Iron nanoparticle formation in a metal-organic matrix: from ripening to gluttony
Christian Klinke, Klaus Kern

TL;DR
This paper presents a simple vacuum heating method to produce well-defined iron nanoparticles within a carbon matrix, revealing distinct nucleation, ripening, and a unique 'gluttony' growth phase observed via in-situ TEM.
Contribution
It introduces a novel fabrication process for metal nanoparticles embedded in a carbon matrix and characterizes their formation dynamics, including a new 'gluttony' growth phase.
Findings
Iron nanoparticles form at 500°C with narrow size distribution
Particles undergo ripening and a 'gluttony' growth phase
In-situ TEM reveals detailed formation kinetics
Abstract
A simple method for the fabrication of metal nanoparticles is introduced.
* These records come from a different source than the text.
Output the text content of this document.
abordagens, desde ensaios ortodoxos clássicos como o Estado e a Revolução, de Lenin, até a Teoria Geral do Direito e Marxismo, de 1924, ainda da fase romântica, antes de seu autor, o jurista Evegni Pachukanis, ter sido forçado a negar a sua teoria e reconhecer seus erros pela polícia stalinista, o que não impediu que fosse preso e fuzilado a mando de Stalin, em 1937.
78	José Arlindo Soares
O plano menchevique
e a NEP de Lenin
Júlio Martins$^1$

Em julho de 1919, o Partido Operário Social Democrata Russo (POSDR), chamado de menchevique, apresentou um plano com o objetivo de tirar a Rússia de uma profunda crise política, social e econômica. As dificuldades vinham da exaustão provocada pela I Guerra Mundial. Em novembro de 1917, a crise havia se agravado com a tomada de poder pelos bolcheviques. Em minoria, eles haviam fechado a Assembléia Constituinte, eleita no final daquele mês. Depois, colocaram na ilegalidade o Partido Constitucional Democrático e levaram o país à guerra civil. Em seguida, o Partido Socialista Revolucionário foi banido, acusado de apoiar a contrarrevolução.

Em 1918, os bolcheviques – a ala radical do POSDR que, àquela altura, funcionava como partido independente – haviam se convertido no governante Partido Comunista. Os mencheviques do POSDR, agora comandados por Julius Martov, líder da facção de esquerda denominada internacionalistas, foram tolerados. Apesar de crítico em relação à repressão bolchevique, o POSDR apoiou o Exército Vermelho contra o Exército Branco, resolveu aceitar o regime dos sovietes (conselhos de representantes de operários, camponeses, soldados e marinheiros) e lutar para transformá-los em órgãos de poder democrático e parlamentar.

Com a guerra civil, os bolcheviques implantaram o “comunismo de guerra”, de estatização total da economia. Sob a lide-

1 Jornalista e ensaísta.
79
Heating metal-organic crystals in vacuum results in the formation of well defined metal particles embedded in a carbon matrix. The method is demonstrated for iron-phthalocyanine. At 500C homogeneously distributed iron nanoparticles with a reasonably narrow size distribution form by nucleation and ripening. After this initial phase the formation kinetics changes drastically. The particles move in the matrix to incorporate material. The "gluttony" phase shows astonishing similarities with the search for nutrition of living micro-organisms. Particle formation, ripening and gluttony are followed in-situ by transmission electron microscopy.